FACILITATING VERSUS TEACHING BY DAVE MUNDY:
FACILITATING VS. TEACHING
Many of those who defend today's
"student-centered" education methodology like to
claim that "research" proves that students learn
best when they're allowed to "explore learning" on
their own. We could point out that much of that
"research" is done by the very people responsible
for changing the methodology of public education
from a traditional knowledge-based system to one
based on values and feelings -- in other words,
they're creating research to support the sale of
their "new" educational materials -- but what has
always struck me as odd is how the touchy-feely
teacher-as-facilitator approach never made it into
certain areas of education.
Like athletics.
I wonder why?
Imagine you're the coach of the local high-school
football team. It's Friday night and you're
getting ready to send the troops out onto the
field.
"Danny, I know you've never kicked off before;
even though Jake was an All-State kicker last year
and you haven't been at a single practice this
fall, I think it's important that you get the
chance to experience kicking off. Let's go get 'em,
Fawns!"
Danny's kickoff is returned for a touchdown. You
send Chuckie out to field the other team's kickoff,
and he fumbles it, but your team miraculously
recovers. You gather the offense on the sideline.
"Okay, I know that Blake is the quarterback, but
Poindexter is a member of an oppressed minority,
and he deserves the same chance as Blake. Go get 'em!"
"But coach, what play should we run?"
"Don't worry, something will come to you."

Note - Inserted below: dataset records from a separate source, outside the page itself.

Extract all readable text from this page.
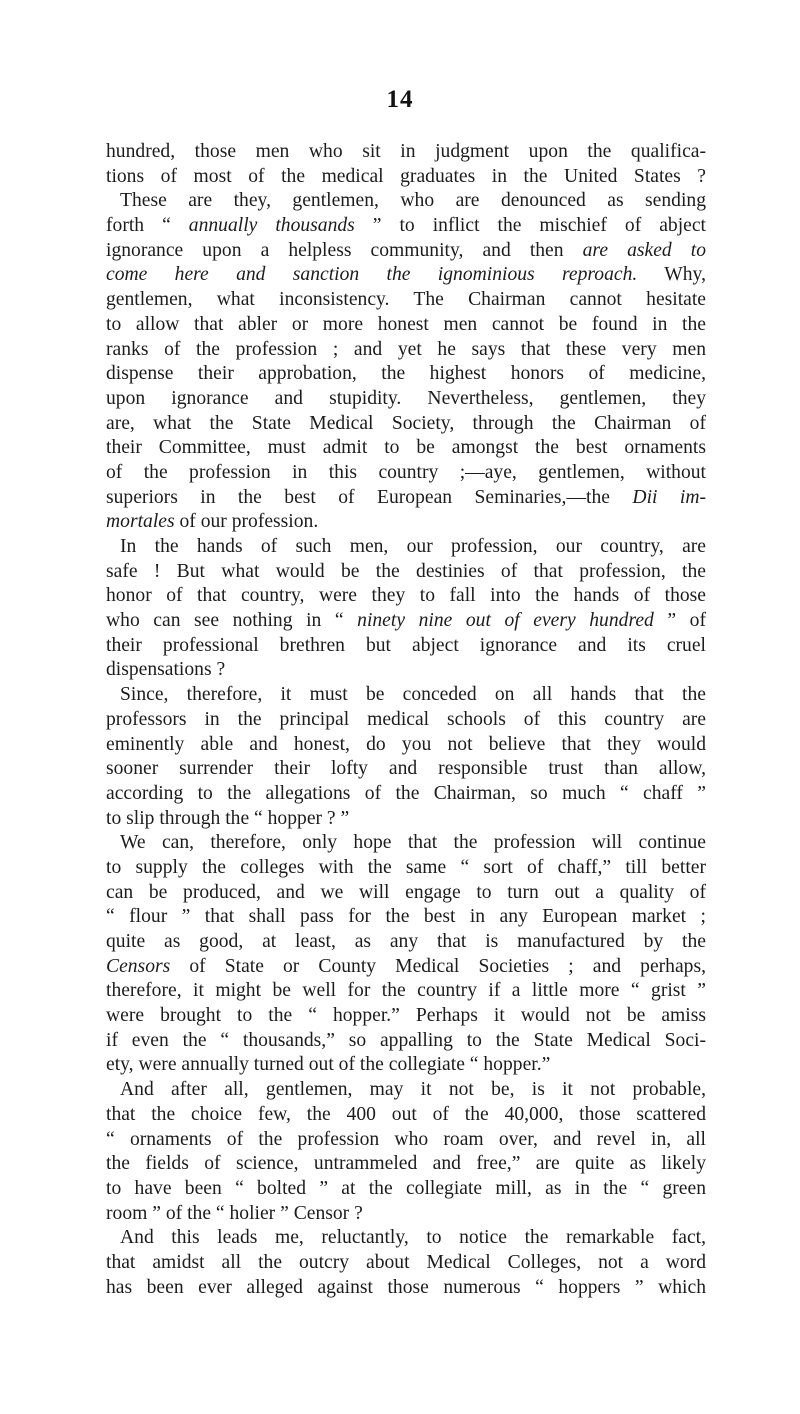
14
hundred, those men who sit in judgment upon the qualifica-
tions of most of the medical graduates in the United States ?
These are they, gentlemen, who are denounced as sending
forth “ annually thousands ” to inflict the mischief of abject
ignorance upon a helpless community, and then are asked to
come here and sanction the ignominious reproach. Why,
gentlemen, what inconsistency. The Chairman cannot hesitate
to allow that abler or more honest men cannot be found in the
ranks of the profession ; and yet he says that these very men
dispense their approbation, the highest honors of medicine,
upon ignorance and stupidity. Nevertheless, gentlemen, they
are, what the State Medical Society, through the Chairman of
their Committee, must admit to be amongst the best ornaments
of the profession in this country ;—aye, gentlemen, without
superiors in the best of European Seminaries,—the Dii im-
mortales of our profession.
In the hands of such men, our profession, our country, are
safe ! But what would be the destinies of that profession, the
honor of that country, were they to fall into the hands of those
who can see nothing in “ ninety nine out of every hundred ” of
their professional brethren but abject ignorance and its cruel
dispensations ?
Since, therefore, it must be conceded on all hands that the
professors in the principal medical schools of this country are
eminently able and honest, do you not believe that they would
sooner surrender their lofty and responsible trust than allow,
according to the allegations of the Chairman, so much “ chaff ”
to slip through the “ hopper ? ”
We can, therefore, only hope that the profession will continue
to supply the colleges with the same “ sort of chaff,” till better
can be produced, and we will engage to turn out a quality of
“ flour ” that shall pass for the best in any European market ;
quite as good, at least, as any that is manufactured by the
Censors of State or County Medical Societies ; and perhaps,
therefore, it might be well for the country if a little more “ grist ”
were brought to the “ hopper.” Perhaps it would not be amiss
if even the “ thousands,” so appalling to the State Medical Soci-
ety, were annually turned out of the collegiate “ hopper.”
And after all, gentlemen, may it not be, is it not probable,
that the choice few, the 400 out of the 40,000, those scattered
“ ornaments of the profession who roam over, and revel in, all
the fields of science, untrammeled and free,” are quite as likely
to have been “ bolted ” at the collegiate mill, as in the “ green
room ” of the “ holier ” Censor ?
And this leads me, reluctantly, to notice the remarkable fact,
that amidst all the outcry about Medical Colleges, not a word
has been ever alleged against those numerous “ hoppers ” which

The offense takes the field and Poindexter, who's
never taken a snap in his life because he's a
5-foot-3, 280-pound guard, gets sacked for a
15-yard loss. You call time out and huddle your
offense.
"Okay guys, I know we have some ground to make up.
Let me ask you, how do you feel about losing 15
yards on the first play in front of everyone in
town? Do I need to contact the school district
lawyer to seek compensatory yardage?"
"Coach, we suck."
"That's not a proper attitude, Jerry -- unless of
course that is your preference, in which case you
should feel good about sucking. Okay, this time
we're going to run a pass play!"
"Which play, coach?"
"You'll figure it out, trust your feelings."

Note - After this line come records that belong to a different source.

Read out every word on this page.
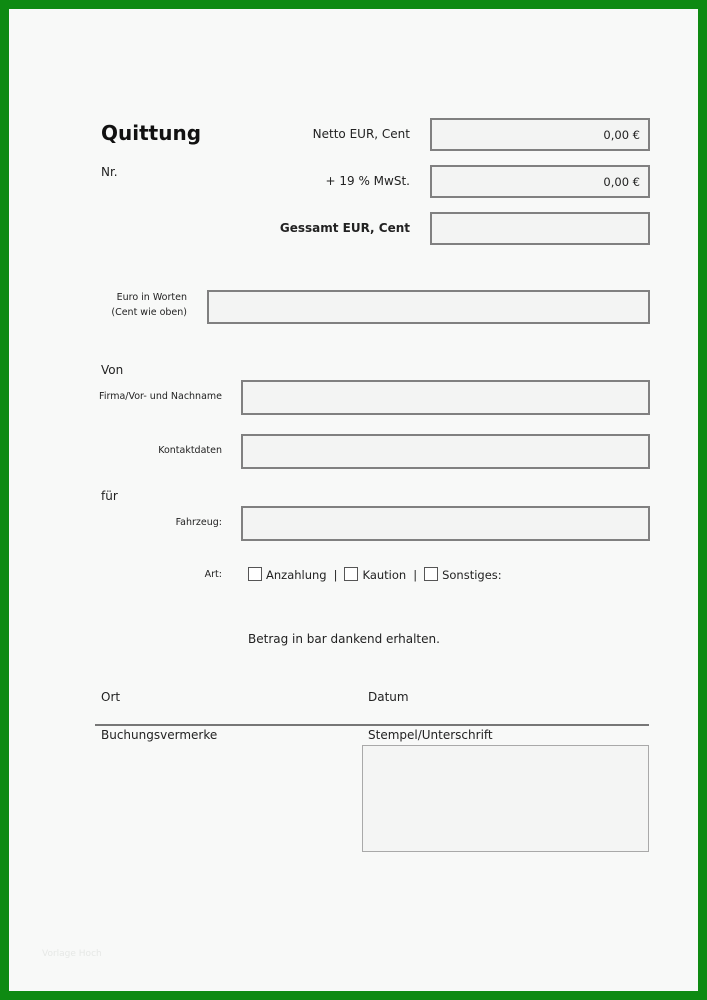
Quittung
Nr.
Netto EUR, Cent	0,00 €
+ 19 % MwSt.	0,00 €
Gessamt EUR, Cent
Euro in Worten
(Cent wie oben)
Von
Firma/Vor- und Nachname
Kontaktdaten
für
Fahrzeug:
Art:	Anzahlung | Kaution | Sonstiges:
Betrag in bar dankend erhalten.
Ort	Datum
Buchungsvermerke	Stempel/Unterschrift
Vorlage Hoch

The likelihood of such a coach retaining his job
through the first quarter -- especially in Texas
-- is pretty slim. He's facilitating, not
teaching. Those kids aren't learning to play
football.
How do you teach football? You design plays. You
show those designs to your position coaches, and
all of you get on the same page about what the
play is designed to do. You then put that play
into a playbook and give it to the players. The
players study the playbook until they have
memorized it.
Then you put them on the practice field by
position and, from quarterback to end to guard to
running back, teach each player his role in the
play. You eventually bring all the positions
together to run the play in practice -- and you
run it, over and over, until the players do it
right.
Coaching football is traditional Type I
educational methodology: memorization of facts,
skills and drills, repetition until players KNOW
what they're supposed to do and can do it
unconsciously.
The same principles are used in Saxon Math and any
other number of other programs which have arisen
over the years in challenge to the education
establishment's focus on affective methodology.
Before the public education system in the United
States began implementing affective Type II
methodology in the late 1960s, America's public
education system led the world. With
outcomes-based education in place, we're now in
the 30s.
Maybe it's time to study a new playbook.